The Times fronts a story saying the move toward “clean coal” is running into some big problems. Namely, making it clean means scrubbing the carbon emissions when it’s burned and shooting them back into the ground, a process called “sequestration.” And the details about how to do that and who’s liable if it comes back up through the ground like an invisible bubbling crude, still are far from being determined.

Coal is abundant and cheap, assuring that it will continue to be used. But the failure to start building, testing, tweaking and perfecting carbon capture and storage means that developing the technology may come too late to make coal compatible with limiting global warming…

Plans to combat global warming generally assume that continued use of coal for power plants is unavoidable for at least several decades. Therefore, starting as early as 2020, forecasters assume that carbon dioxide emitted by new power plants will have to be captured and stored underground, to cut down on the amount of global-warming gases in the atmosphere.

The Times says the cancellation of major projects in Illinois and several other states leaves “only a handful of small projects” and that “most of this work has come to a halt.” It also says another type of carbon saver (compared to a typically, dirty coal plant, of course) called gasification is in trouble, too.

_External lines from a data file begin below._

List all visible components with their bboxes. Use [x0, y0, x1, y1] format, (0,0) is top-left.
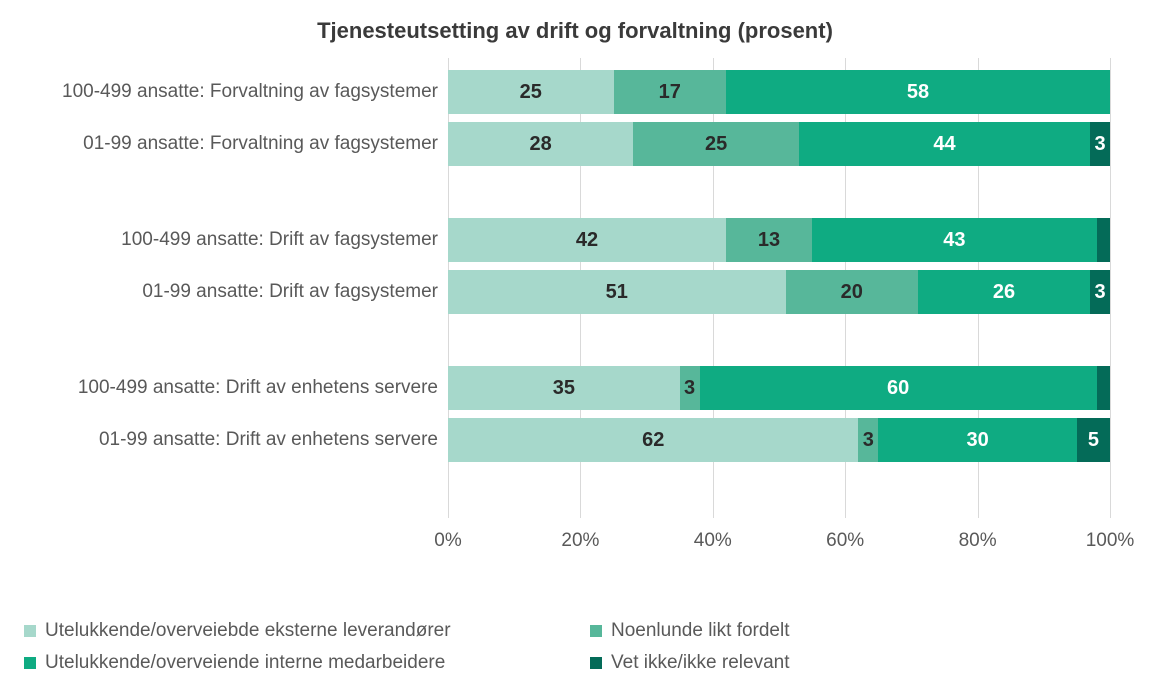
category-label: 01-99 ansatte: Drift av fagsystemer [8, 270, 438, 314]
plot-area: 2517582825443421343512026335360623305 [448, 58, 1110, 518]
bar-row: 5120263 [448, 270, 1110, 314]
x-tick-label: 20% [561, 530, 599, 552]
gridline [1110, 58, 1111, 518]
bar-segment: 17 [614, 70, 727, 114]
bar-segment: 35 [448, 366, 680, 410]
legend-item: Vet ikke/ikke relevant [590, 652, 1126, 674]
x-tick-label: 80% [959, 530, 997, 552]
bar-segment: 13 [726, 218, 812, 262]
bar-row: 421343 [448, 218, 1110, 262]
bar-row: 2825443 [448, 122, 1110, 166]
bar-segment: 28 [448, 122, 633, 166]
x-tick-label: 60% [826, 530, 864, 552]
chart-area: 100-499 ansatte: Forvaltning av fagsyste… [8, 58, 1130, 568]
legend-swatch [590, 625, 602, 637]
x-tick-label: 40% [694, 530, 732, 552]
legend-swatch [590, 657, 602, 669]
bar-row: 35360 [448, 366, 1110, 410]
category-label: 01-99 ansatte: Forvaltning av fagsysteme… [8, 122, 438, 166]
bar-segment: 42 [448, 218, 726, 262]
bar-segment: 62 [448, 418, 858, 462]
bar-segment: 43 [812, 218, 1097, 262]
legend-item: Utelukkende/overveiebde eksterne leveran… [24, 620, 560, 642]
category-label: 100-499 ansatte: Forvaltning av fagsyste… [8, 70, 438, 114]
bar-segment [1097, 218, 1110, 262]
legend-label: Noenlunde likt fordelt [611, 620, 790, 642]
bar-segment: 3 [858, 418, 878, 462]
legend-label: Utelukkende/overveiende interne medarbei… [45, 652, 445, 674]
bar-segment: 25 [448, 70, 614, 114]
legend-item: Noenlunde likt fordelt [590, 620, 1126, 642]
bar-segment: 30 [878, 418, 1077, 462]
bar-row: 623305 [448, 418, 1110, 462]
bar-segment: 3 [1090, 122, 1110, 166]
category-label: 100-499 ansatte: Drift av fagsystemer [8, 218, 438, 262]
legend-label: Vet ikke/ikke relevant [611, 652, 789, 674]
bar-segment [1097, 366, 1110, 410]
legend-label: Utelukkende/overveiebde eksterne leveran… [45, 620, 451, 642]
bar-row: 251758 [448, 70, 1110, 114]
bar-segment: 58 [726, 70, 1110, 114]
bar-segment: 3 [680, 366, 700, 410]
bar-segment: 44 [799, 122, 1090, 166]
legend-item: Utelukkende/overveiende interne medarbei… [24, 652, 560, 674]
category-label: 01-99 ansatte: Drift av enhetens servere [8, 418, 438, 462]
x-tick-label: 100% [1086, 530, 1135, 552]
x-tick-label: 0% [434, 530, 461, 552]
bar-segment: 3 [1090, 270, 1110, 314]
legend-swatch [24, 657, 36, 669]
bar-segment: 51 [448, 270, 786, 314]
bar-segment: 20 [786, 270, 918, 314]
chart-title: Tjenesteutsetting av drift og forvaltnin… [0, 0, 1150, 58]
bar-segment: 25 [633, 122, 799, 166]
bar-segment: 5 [1077, 418, 1110, 462]
legend-swatch [24, 625, 36, 637]
bar-segment: 60 [700, 366, 1097, 410]
legend: Utelukkende/overveiebde eksterne leveran… [24, 620, 1126, 674]
category-label: 100-499 ansatte: Drift av enhetens serve… [8, 366, 438, 410]
bar-segment: 26 [918, 270, 1090, 314]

Oil boom not always a boon

In other energy news, the WSJ fronts news that a BP joint venture in Russia is running into problems with its partners, who want the venture’s CEO switched. The paper says the outcome of the dispute will reflect just how much Russia’s economic policies have changed under new President Medvedev from Putin, who moved toward nationalizing its oil industry.

And even the Arabs are feeling the woes of the oil boom. The WSJ on A9 says record oil prices are “a blessing and a curse” for Gulf countries, which are getting hit with high inflation. Rents were up 16 percent in Dubai last year, while overall Saudi prices jumped 10.5 percent.